Впрочем, тот же «топос пророчества» можно обнаружить в любом из «реформаторских» периодов истории христианства. Было оно развито и среди
катаров, и среди вальденсов, и среди таборитов, и в раннем протестантизме. В наше время примером увлечения такого же рода пророчествами являются современные неопятидесятнические движения. Риск социальной неустроенности является одним из важнейших факторов, вызывающих данное явление. Нет ничего удивительного в том, что мы видим его и при описании философских (точнее было бы сказать, пользуясь более близким нам словом, — теософских) сообществ той эпохи, когда язычество становится «уходящей натурой».
Пророчество воспринималось как настоящий философский дар. Вот очень характерный фрагмент из завершающих страниц «Жизни софистов» (приводим его полностью):
У Хрисанфия был сын, которого он назвал Эдесием в честь своего учителя в Пергаме (о нем я уже рассказывал). Этот мальчик с детства был окрылен для всяческой добродетели, а из коней, о которых говорит Платон, у него был только один, лучший; ум его не склонялся вниз, но неустанно обращался к высшим наукам, был острым и неутомимым в служении богам. Он настолько освободился от всего человеческого, что, все же оставаясь человеком, казалось, весь обратился в душу. Во всяком случае, его тело двигалось настолько легко, что невозможно описать даже поэту, как высоко он парил. Его связь с божественным была столь тесной и непосредственной, что ему достаточно было надеть на голову венок и взглянуть на солнце, чтобы давать предсказания — безошибочные, способные служить лучшими образцами божественного вдохновения. Пусть он совсем не знал ни искусства стихосложения, ни грамматики; но бог был для него всем. За весь отпущенный ему на земле срок ни разу не болев, он ушел из жизни лет двадцати от роду. Его отец и здесь показал себя философом (De vita: 23.5.1-23.5.5, перевод Е. В. Дарк и М. Л. Хорькова).
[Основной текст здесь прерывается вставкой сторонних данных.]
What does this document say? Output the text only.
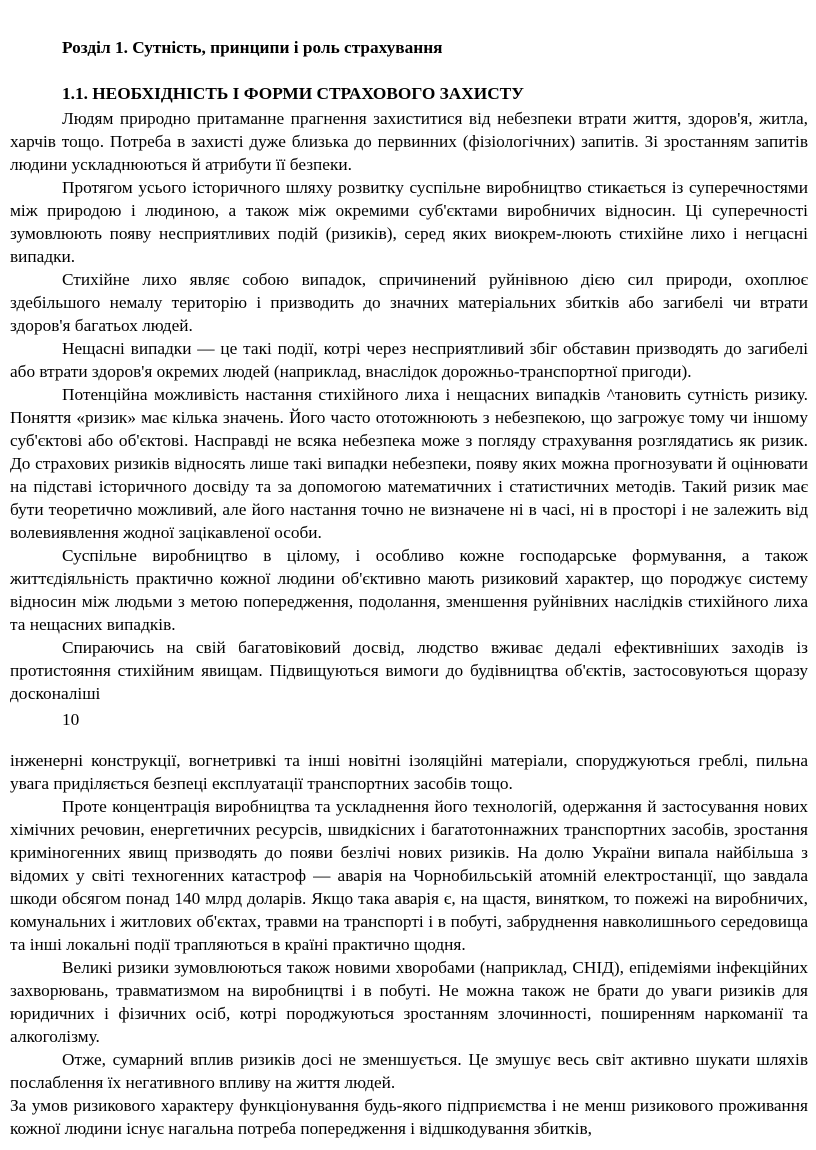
Розділ 1. Сутність, принципи і роль страхування
1.1. НЕОБХІДНІСТЬ І ФОРМИ СТРАХОВОГО ЗАХИСТУ

Людям природно притаманне прагнення захиститися від небезпеки втрати життя, здоров'я, житла, харчів тощо. Потреба в захисті дуже близька до первинних (фізіологічних) запитів. Зі зростанням запитів людини ускладнюються й атрибути її безпеки.

Протягом усього історичного шляху розвитку суспільне виробництво стикається із суперечностями між природою і людиною, а також між окремими суб'єктами виробничих відносин. Ці суперечності зумовлюють появу несприятливих подій (ризиків), серед яких виокрем-люють стихійне лихо і негцасні випадки.

Стихійне лихо являє собою випадок, спричинений руйнівною дією сил природи, охоплює здебільшого немалу територію і призводить до значних матеріальних збитків або загибелі чи втрати здоров'я багатьох людей.

Нещасні випадки — це такі події, котрі через несприятливий збіг обставин призводять до загибелі або втрати здоров'я окремих людей (наприклад, внаслідок дорожньо-транспортної пригоди).

Потенційна можливість настання стихійного лиха і нещасних випадків ^тановить сутність ризику. Поняття «ризик» має кілька значень. Його часто ототожнюють з небезпекою, що загрожує тому чи іншому суб'єктові або об'єктові. Насправді не всяка небезпека може з погляду страхування розглядатись як ризик. До страхових ризиків відносять лише такі випадки небезпеки, появу яких можна прогнозувати й оцінювати на підставі історичного досвіду та за допомогою математичних і статистичних методів. Такий ризик має бути теоретично можливий, але його настання точно не визначене ні в часі, ні в просторі і не залежить від волевиявлення жодної зацікавленої особи.

Суспільне виробництво в цілому, і особливо кожне господарське формування, а також життєдіяльність практично кожної людини об'єктивно мають ризиковий характер, що породжує систему відносин між людьми з метою попередження, подолання, зменшення руйнівних наслідків стихійного лиха та нещасних випадків.

Спираючись на свій багатовіковий досвід, людство вживає дедалі ефективніших заходів із протистояння стихійним явищам. Підвищуються вимоги до будівництва об'єктів, застосовуються щоразу досконаліші

10

інженерні конструкції, вогнетривкі та інші новітні ізоляційні матеріали, споруджуються греблі, пильна увага приділяється безпеці експлуатації транспортних засобів тощо.

Проте концентрація виробництва та ускладнення його технологій, одержання й застосування нових хімічних речовин, енергетичних ресурсів, швидкісних і багатотоннажних транспортних засобів, зростання криміногенних явищ призводять до появи безлічі нових ризиків. На долю України випала найбільша з відомих у світі техногенних катастроф — аварія на Чорнобильській атомній електростанції, що завдала шкоди обсягом понад 140 млрд доларів. Якщо така аварія є, на щастя, винятком, то пожежі на виробничих, комунальних і житлових об'єктах, травми на транспорті і в побуті, забруднення навколишнього середовища та інші локальні події трапляються в країні практично щодня.

Великі ризики зумовлюються також новими хворобами (наприклад, СНІД), епідеміями інфекційних захворювань, травматизмом на виробництві і в побуті. Не можна також не брати до уваги ризиків для юридичних і фізичних осіб, котрі породжуються зростанням злочинності, поширенням наркоманії та алкоголізму.

Отже, сумарний вплив ризиків досі не зменшується. Це змушує весь світ активно шукати шляхів послаблення їх негативного впливу на життя людей.

За умов ризикового характеру функціонування будь-якого підприємства і не менш ризикового проживання кожної людини існує нагальна потреба попередження і відшкодування збитків,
«Обращенность», сосредоточенность ума, которую так восхвалял в Плотине его биограф Порфирий [12, р. 10], здесь оказывается не сосредоточением на диалектике или на анагогических процедурах (восхождении к Единому), но способностью к прямой, даже не опосредованной грамматическим и поэтическим образованием коммуникации с богами (к тому же осуществлявшейся, судя по всему, в классическом «пифийском» ключе — при помощи оракула, который давался в форме «гомеровского» гекзаметра). Способность к философскому делу отождествляется со способностью к прорицанию.
Евнапию принадлежит и еще одно любопытное суждение о философах, которые после смерти Сосипатры встречались повсюду (конечно имеется в виду восточная часть Римского государства). Он полагает, что большинство их них (кроме упомянутого выше Антония) были никчемными (фаиХои;) философами, проводившими (и претерпевавшими) время в судах, возивших с собой книги с завещаниями и всяческими контрактами, а не сочинениями древних. В остальном от философов у них были только знаменитые кинические плащи, да постоянные упоминания Сосипатры и ее мужа Евставия (Eunap. 6.10.1 и далее). Не до конца понятна степень карикатурности этого фрагмента, т. к. их «судейские» интересы вполне возможно были связаны с попыткой юридическим образом доказать легальность деятельности философских кружков — возможно, последней попыткой легализовать существование «общин философов» в позднеримской империи.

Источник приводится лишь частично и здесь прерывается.